La bonne science est humble et capable de s’affiner face à l’incertitude.

Marc Lipsitch

Susan Holmes, statisticienne à Stanford qui n’a pas participé à cette recherche, voit également des parallèles avec la mentalité d’ingénieur. « Un ingénieur met toujours à jour son image », dit-elle, en révisant au fur et à mesure que de nouvelles données et de nouveaux outils sont disponibles. En abordant un problème, un ingénieur propose une approximation du premier ordre (flou), puis une approximation du second ordre (plus ciblée), et ainsi de suite.

Gelman, cependant, a prévenu précédemment que la science statistique peut être déployée comme une machine à « blanchir l’incertitude » – délibérément ou non, des données de merde (incertaines) sont rassemblées et rendues convaincantes (certaines). Les statistiques utilisées contre les incertitudes « sont trop souvent vendues comme une sorte d’alchimie qui transformera ces incertitudes en certitude ».

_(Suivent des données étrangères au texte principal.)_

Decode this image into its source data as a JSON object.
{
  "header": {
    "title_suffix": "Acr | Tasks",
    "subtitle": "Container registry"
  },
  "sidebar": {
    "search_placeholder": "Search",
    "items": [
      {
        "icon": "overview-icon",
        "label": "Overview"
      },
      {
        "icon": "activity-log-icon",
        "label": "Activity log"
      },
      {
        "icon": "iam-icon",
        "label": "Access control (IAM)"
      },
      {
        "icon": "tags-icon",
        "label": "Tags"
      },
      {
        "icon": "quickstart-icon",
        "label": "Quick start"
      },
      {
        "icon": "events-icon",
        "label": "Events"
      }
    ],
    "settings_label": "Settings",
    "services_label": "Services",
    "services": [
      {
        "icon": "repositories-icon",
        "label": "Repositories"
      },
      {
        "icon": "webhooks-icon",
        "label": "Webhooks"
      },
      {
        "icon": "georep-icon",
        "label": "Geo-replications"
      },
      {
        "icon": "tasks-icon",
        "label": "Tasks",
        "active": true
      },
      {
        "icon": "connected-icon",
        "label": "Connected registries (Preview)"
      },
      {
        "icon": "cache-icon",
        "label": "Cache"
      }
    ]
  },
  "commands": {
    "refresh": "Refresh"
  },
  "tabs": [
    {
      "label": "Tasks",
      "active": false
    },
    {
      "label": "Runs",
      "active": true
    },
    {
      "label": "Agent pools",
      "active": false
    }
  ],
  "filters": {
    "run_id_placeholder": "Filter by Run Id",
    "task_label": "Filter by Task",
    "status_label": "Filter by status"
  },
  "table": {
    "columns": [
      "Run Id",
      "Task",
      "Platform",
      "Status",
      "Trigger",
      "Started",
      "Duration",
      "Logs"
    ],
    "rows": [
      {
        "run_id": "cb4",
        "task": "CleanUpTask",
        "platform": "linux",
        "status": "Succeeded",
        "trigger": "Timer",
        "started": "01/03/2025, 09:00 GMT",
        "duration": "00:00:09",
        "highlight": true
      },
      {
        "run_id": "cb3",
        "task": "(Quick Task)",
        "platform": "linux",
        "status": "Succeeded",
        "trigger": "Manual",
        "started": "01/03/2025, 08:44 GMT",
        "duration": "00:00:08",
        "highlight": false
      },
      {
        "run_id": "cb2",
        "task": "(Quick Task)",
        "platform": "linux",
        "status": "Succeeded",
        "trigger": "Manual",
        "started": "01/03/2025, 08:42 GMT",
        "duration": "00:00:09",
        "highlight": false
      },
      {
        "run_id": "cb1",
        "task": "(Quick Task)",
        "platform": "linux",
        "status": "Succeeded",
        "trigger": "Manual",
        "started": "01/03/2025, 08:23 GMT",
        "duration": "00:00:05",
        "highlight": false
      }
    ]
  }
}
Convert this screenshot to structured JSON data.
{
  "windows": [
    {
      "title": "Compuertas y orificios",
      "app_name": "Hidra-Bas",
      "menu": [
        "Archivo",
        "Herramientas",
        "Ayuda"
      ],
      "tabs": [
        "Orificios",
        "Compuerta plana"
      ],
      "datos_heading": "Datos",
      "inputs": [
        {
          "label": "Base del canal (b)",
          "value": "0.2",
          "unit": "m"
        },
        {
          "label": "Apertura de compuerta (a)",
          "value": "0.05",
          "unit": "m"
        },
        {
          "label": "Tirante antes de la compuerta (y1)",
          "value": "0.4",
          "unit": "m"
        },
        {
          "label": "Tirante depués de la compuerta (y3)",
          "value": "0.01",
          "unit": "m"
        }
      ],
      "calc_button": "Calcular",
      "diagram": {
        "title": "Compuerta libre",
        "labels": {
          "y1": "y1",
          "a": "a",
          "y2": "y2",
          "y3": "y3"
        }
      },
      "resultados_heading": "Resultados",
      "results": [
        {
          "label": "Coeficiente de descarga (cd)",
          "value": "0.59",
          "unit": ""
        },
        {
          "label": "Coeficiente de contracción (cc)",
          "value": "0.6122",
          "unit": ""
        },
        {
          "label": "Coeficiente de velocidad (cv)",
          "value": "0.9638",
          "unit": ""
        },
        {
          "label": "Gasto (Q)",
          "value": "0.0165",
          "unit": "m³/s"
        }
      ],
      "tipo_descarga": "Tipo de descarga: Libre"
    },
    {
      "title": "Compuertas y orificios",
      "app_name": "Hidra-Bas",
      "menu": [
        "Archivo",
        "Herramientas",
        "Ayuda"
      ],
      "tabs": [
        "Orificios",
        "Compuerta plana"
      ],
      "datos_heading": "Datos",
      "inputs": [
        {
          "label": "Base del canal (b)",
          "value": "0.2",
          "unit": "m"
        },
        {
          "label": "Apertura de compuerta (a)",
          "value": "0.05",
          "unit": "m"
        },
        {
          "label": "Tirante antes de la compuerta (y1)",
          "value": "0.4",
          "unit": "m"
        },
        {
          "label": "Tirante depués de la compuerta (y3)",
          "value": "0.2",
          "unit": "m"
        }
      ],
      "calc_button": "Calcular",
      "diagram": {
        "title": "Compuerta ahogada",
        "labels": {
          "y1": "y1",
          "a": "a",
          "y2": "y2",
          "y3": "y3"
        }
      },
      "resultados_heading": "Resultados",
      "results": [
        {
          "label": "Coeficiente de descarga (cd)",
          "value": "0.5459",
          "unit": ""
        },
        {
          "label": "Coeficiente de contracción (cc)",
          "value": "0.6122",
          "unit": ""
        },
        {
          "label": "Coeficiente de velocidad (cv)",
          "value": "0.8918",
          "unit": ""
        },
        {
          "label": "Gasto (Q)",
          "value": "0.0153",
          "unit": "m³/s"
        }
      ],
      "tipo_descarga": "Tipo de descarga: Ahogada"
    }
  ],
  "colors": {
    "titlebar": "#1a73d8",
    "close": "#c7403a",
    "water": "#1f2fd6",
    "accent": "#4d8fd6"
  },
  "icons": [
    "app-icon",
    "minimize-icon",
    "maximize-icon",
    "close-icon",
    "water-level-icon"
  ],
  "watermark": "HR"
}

Nous en avons été témoins pendant la pandémie. Noyés dans les bouleversements et les inconnues, épidémiologistes et statisticiens, amateurs comme experts, ont saisi quelque chose de solide pour tenter de se maintenir à flot. Mais comme le souligne Gelman, vouloir la certitude pendant une pandémie est inapproprié et irréaliste. « La certitude prématurée a fait partie du défi des décisions dans la pandémie », dit-il. « Ce saut entre l’incertitude et la certitude a causé beaucoup de problèmes. »

Abandonner le désir de certitude peut être libérateur, dit-il. Et c’est en partie là qu’intervient la perspective de l’ingénierie.

Un état d’esprit bricoler

Pour Seth Guikema, co-directeur du Center for Risk Analysis and Informed Decision Engineering à l’Université du Michigan (et collaborateur de Zelner sur d’autres projets), un aspect clé de l’approche d’ingénierie est de plonger dans l’incertitude, d’analyser le désordre, puis prendre du recul, avec la perspective : « Nous devons prendre des décisions pratiques, alors quelle est l’importance de l’incertitude ? » Parce que s’il y a beaucoup d’incertitude – et si l’incertitude change quelles sont les décisions optimales, ou même quelles sont les bonnes décisions – alors il est important de le savoir, dit Guikema. « Mais si cela n’affecte pas vraiment mes meilleures décisions, alors c’est moins critique. »

Par exemple, l’augmentation de la couverture vaccinale contre le SRAS-CoV-2 dans l’ensemble de la population est un scénario dans lequel même s’il existe une certaine incertitude quant au nombre exact de cas ou de décès que la vaccination empêchera, le fait qu’il est très probable qu’elle diminue les deux, avec peu d’effets indésirables. effets, est une motivation suffisante pour décider qu’un programme de vaccination à grande échelle est une bonne idée.

Un ingénieur met toujours à jour sa photo.

Susan Holmes

Les ingénieurs, souligne Holmes, sont également très doués pour décomposer les problèmes en éléments critiques, appliquer des outils soigneusement sélectionnés et optimiser les solutions sous contraintes. Avec une équipe d’ingénieurs construisant un pont, il y a un spécialiste du ciment et un spécialiste de l’acier, un ingénieur éolien et un ingénieur en structure. « Toutes les différentes spécialités fonctionnent ensemble », dit-elle.

Pour Zelner, la notion d’épidémiologie en tant que discipline d’ingénierie est quelque chose qu’il a repris de son père, un ingénieur en mécanique qui a lancé sa propre entreprise de conception d’établissements de santé. S’appuyant sur une enfance pleine de construction et de réparation de choses, son état d’esprit d’ingénierie consiste à bricoler, à affiner un modèle de transmission, par exemple, en réponse à une cible en mouvement.

«Souvent, ces problèmes nécessitent des solutions itératives, où vous apportez des changements en réponse à ce qui fonctionne ou ne fonctionne pas», dit-il. « Vous continuez à mettre à jour ce que vous faites à mesure que de plus en plus de données arrivent et vous voyez les succès et les échecs de votre approche. Pour moi, c’est très différent – et mieux adapté aux problèmes complexes et non stationnaires qui définissent la santé publique – que le genre d’image statique que beaucoup de gens ont de la science universitaire, où vous avez une grande idée, testez-le, et votre résultat est conservé dans l’ambre pour toujours.